Bowman, who has advocated for fostering innovation in financial services, previously stated: “The obligation to be receptive to innovation falls more heavily on regulators.”

But, in light of the Synapse-Evolve debacle, critics like Senator Warren argue that this stance has allowed major oversight gaps to persist.

These gaps now threaten public trust in fintech’s role in modern banking. While the idea behind BaaS was to offer faster, more flexible financial services by pairing fintech businesses with smaller banks, the Synapse debacle has revealed vulnerabilities that can leave consumers without access to their money, without answers, and without a clear legal framework to pursue restitution.

For consumer advocates and users, the solution seems clear: enforce transparency and consumer protections.

“There just needs to be more transparency,” said Bradley Lott-Tilery, a Yotta customer who is locked out of over $30,000 in savings. “Hey, this is where your money’s going. It’s going to be in this account. Here’s the account number for it.”

Yotta is one of the many fintech companies impacted by the shortfall. 

Dylan Edwards, another Yotta customer who is out over $19,000 in savings, believes that stronger regulation is needed in digital banking. “Either some policy has to be put in place to protect people’s funds … or there shouldn’t be fintechs that are allowed to exist that take in all this money from people,” Edwards said.

Meanwhile, last month, reporter Jason Mikula filed a federal lawsuit against the Federal Reserve, seeking compliance with a Freedom of Information Act (FOIA) request he submitted to the government agency nearly a year ago to investigate the shortfall.
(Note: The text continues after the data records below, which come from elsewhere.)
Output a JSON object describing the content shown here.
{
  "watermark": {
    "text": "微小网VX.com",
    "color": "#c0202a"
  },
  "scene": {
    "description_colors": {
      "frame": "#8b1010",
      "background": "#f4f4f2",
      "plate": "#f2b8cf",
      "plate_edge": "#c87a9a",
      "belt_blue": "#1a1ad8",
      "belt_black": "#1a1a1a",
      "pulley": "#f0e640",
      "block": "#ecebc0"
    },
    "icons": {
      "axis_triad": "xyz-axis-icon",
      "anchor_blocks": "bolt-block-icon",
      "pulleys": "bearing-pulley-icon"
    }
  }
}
“Despite granting ‘expedited’ processing … The Fed has yet to produce any documents or to cite any exemptions from doing so in response to my request,” Mikula said recently in a LinkedIn post.

Synapse’s failure raises a pivotal question for the future of fintech: Can innovation coexist with consumer protection?
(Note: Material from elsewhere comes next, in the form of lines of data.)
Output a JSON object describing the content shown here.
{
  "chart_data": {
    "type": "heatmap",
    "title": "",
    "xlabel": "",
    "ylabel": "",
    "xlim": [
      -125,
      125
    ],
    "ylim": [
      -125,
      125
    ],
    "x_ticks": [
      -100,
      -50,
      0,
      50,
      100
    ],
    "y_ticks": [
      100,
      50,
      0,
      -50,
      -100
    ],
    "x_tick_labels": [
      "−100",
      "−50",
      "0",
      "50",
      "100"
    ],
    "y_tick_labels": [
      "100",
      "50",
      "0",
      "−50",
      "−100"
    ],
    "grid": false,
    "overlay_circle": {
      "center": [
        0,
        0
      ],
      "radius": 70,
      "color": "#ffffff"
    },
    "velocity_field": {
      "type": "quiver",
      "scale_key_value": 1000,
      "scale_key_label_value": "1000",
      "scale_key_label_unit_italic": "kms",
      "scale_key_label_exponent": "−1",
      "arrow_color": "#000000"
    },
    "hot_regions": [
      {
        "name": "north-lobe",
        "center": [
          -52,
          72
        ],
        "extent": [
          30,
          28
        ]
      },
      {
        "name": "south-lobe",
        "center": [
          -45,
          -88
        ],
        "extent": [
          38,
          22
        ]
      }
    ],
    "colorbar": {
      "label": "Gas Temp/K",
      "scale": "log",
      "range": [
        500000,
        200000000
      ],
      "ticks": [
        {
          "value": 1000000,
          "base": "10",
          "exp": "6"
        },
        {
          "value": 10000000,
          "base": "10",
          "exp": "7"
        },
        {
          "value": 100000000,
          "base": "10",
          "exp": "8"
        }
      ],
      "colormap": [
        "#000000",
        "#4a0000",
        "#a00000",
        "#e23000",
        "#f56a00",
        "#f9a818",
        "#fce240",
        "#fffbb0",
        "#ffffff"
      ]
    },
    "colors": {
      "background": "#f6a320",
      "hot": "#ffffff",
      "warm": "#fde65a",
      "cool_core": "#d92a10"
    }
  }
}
Ronnie Duke, who lost access to his $23,000 in savings at Yotta, remains hopeful but cautious.

“I’m not shut off to innovation, and I want companies to develop better products … But I would [approach them] with a lot more scrutiny,” Duke said when asked if he would entrust a fintech company with his money again.

For now, the industry faces a reckoning. Without clearer regulations and increased transparency, the promise of financial technology services may continue to be undermined by cases like Synapse, where innovation, without proper oversight, has left thousands of customers in peril.